Видели бы вы, как он стреканул. Ошибся я, наверное. Нету ему сорока. Не живут идиоты по стольку. Научно признанный факт.

Я прикрыл дверь и посмотрел в глазок. Латин проворно отступил до проезжей части и тут, видимо, смекнул что остался с носом. Я, вообще–то, тоже ничего не понял, но у меня есть Айрин, и пусть она только попробует утаить пару битов информации. А он помялся немного да и побежал вприпрыжку куда–то по улице. Ну и скатертью дорожка. Однако, с гнусным имиджем я перестарался, раз даже такой изнуренный компадре дернул без раздумья.

Я двинулся обратно на кухню и за первым же поворотом повстречался с Миком. Чудо природы вооружилось ни больше ни меньше помповым ружьем — неужели собирался палить из него в узком коридоре? Шпиговать, значит, мою драгоценную персону картечью. Маньяк. Учишь его, учишь, и все равно в ответственный момент ему проще проломить стену кулаком, нежели вспомнить, с какой стороны у гранатомета снимается защелка предохранителя. А в чулане у нас, оказывается, полно всякого забавного!
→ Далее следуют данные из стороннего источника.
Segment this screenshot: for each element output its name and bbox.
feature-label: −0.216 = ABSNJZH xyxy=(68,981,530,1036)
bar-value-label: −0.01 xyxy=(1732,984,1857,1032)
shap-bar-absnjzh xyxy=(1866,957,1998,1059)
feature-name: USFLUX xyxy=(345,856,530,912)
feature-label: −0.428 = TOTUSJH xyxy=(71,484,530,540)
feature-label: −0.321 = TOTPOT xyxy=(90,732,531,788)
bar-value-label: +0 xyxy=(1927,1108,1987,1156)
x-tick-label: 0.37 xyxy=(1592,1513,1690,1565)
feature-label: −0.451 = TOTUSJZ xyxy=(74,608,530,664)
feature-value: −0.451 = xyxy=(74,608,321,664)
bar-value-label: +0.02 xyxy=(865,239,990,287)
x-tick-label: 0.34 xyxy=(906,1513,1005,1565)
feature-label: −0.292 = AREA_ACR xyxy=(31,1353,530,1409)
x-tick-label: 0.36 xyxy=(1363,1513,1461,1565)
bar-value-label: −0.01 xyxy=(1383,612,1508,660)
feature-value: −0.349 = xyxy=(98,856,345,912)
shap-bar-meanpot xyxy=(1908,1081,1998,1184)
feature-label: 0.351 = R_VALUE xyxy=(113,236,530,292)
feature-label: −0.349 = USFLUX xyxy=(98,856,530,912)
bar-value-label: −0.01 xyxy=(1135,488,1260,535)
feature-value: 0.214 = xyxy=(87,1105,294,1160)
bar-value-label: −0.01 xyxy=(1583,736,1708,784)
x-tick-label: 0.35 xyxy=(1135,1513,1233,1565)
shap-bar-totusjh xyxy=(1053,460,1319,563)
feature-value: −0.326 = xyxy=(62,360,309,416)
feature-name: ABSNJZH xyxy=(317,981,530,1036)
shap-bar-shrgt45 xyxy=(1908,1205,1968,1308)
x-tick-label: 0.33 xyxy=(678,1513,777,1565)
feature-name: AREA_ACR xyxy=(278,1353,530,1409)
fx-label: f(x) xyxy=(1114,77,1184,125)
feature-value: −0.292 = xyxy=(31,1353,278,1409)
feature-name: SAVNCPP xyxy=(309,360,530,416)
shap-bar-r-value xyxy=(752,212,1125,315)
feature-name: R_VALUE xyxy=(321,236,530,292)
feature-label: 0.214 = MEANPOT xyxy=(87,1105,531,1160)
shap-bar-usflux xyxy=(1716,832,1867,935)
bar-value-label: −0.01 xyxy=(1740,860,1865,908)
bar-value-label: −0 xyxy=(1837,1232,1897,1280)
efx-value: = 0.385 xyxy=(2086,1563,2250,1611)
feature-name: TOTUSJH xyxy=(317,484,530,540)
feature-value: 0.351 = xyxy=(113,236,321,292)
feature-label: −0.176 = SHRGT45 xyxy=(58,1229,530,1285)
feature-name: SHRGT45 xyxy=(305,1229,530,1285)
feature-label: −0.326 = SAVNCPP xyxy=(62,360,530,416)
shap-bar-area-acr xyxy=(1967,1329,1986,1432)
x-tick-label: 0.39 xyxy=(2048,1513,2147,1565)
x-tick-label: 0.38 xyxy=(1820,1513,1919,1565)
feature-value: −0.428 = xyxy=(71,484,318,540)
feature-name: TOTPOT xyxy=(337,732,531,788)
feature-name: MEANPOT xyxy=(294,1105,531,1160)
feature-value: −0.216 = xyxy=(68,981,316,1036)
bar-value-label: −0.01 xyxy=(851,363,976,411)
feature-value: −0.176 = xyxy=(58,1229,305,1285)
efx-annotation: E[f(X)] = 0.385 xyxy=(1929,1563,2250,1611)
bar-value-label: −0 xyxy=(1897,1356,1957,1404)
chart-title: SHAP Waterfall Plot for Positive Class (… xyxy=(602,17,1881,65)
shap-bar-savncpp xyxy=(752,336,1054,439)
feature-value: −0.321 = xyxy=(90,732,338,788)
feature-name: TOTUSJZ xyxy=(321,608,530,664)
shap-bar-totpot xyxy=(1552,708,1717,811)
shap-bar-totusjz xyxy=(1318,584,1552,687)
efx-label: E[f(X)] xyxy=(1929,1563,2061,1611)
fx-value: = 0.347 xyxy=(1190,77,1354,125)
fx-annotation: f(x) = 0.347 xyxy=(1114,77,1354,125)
Я–то думал, он шваброй ощетинится.

— Эк ты его, — сказал фон с уважением. — Прямо с родным джорджианским прононсом.

— Ружье заряжено?

— Не знаю.

— А если бы он меня пристрелил?

— Хммм. Тоже не знаю. А он мог?

— Не знаю, — могу я, в конце концов, тоже прикинуться ветошью?

Айрин стояла посреди кухни с настороженным видом, совершенно невзначай положив лапку на рукоять мясного тесака. Здоровенного такого, знаете, тесака а–ля Butcher's cleaver. Мик им порой в пинг–понг играет со стенкой. Апельсинами.

— Тоже ничего не знает, — авторитетно заявил фон Хендман. — По глазам вижу. По хитрым узким глазам.

— Кое–что знаю, — огрызнулась Айрин, но что именно знает — не сообщила. О, эти женщины! Вечно их приходится уговаривать. Даже если им предмет обсуждения нужнее, чем тебе. Никакой жизненной справедливости.

Я уселся на прежнее место, подтащил к себе чашку с кофе (надо же, налить не забыла. А нервишки–то у нее покрепче, чем пытается показать) и предложил:

— Положи нож и начинай говорить, пока нет жертв.

— А то они начнутся, — добавил Мик и тоже сел, небрежно прислонив ружье к стенке. Ух, какое хорошее ружье–то. Классический винчестер времен первой мировой, даже пылью обрасти не успел… Откуда взялось?… Похоже, опять в мое отсутствие приезжала мама и убиралась, как это у нее называется. Или, вернее, шарила по комнатам, стирала защитное пылевое покрытие с найденных вещей и складывала их там, где им, по ее мнению, будет лучше. Однажды я нашел в морозилке обледеневший пистолет. Это она вычитала в каком–то псевдоисторическом бабском романе, что самое благородное оружие — холодное.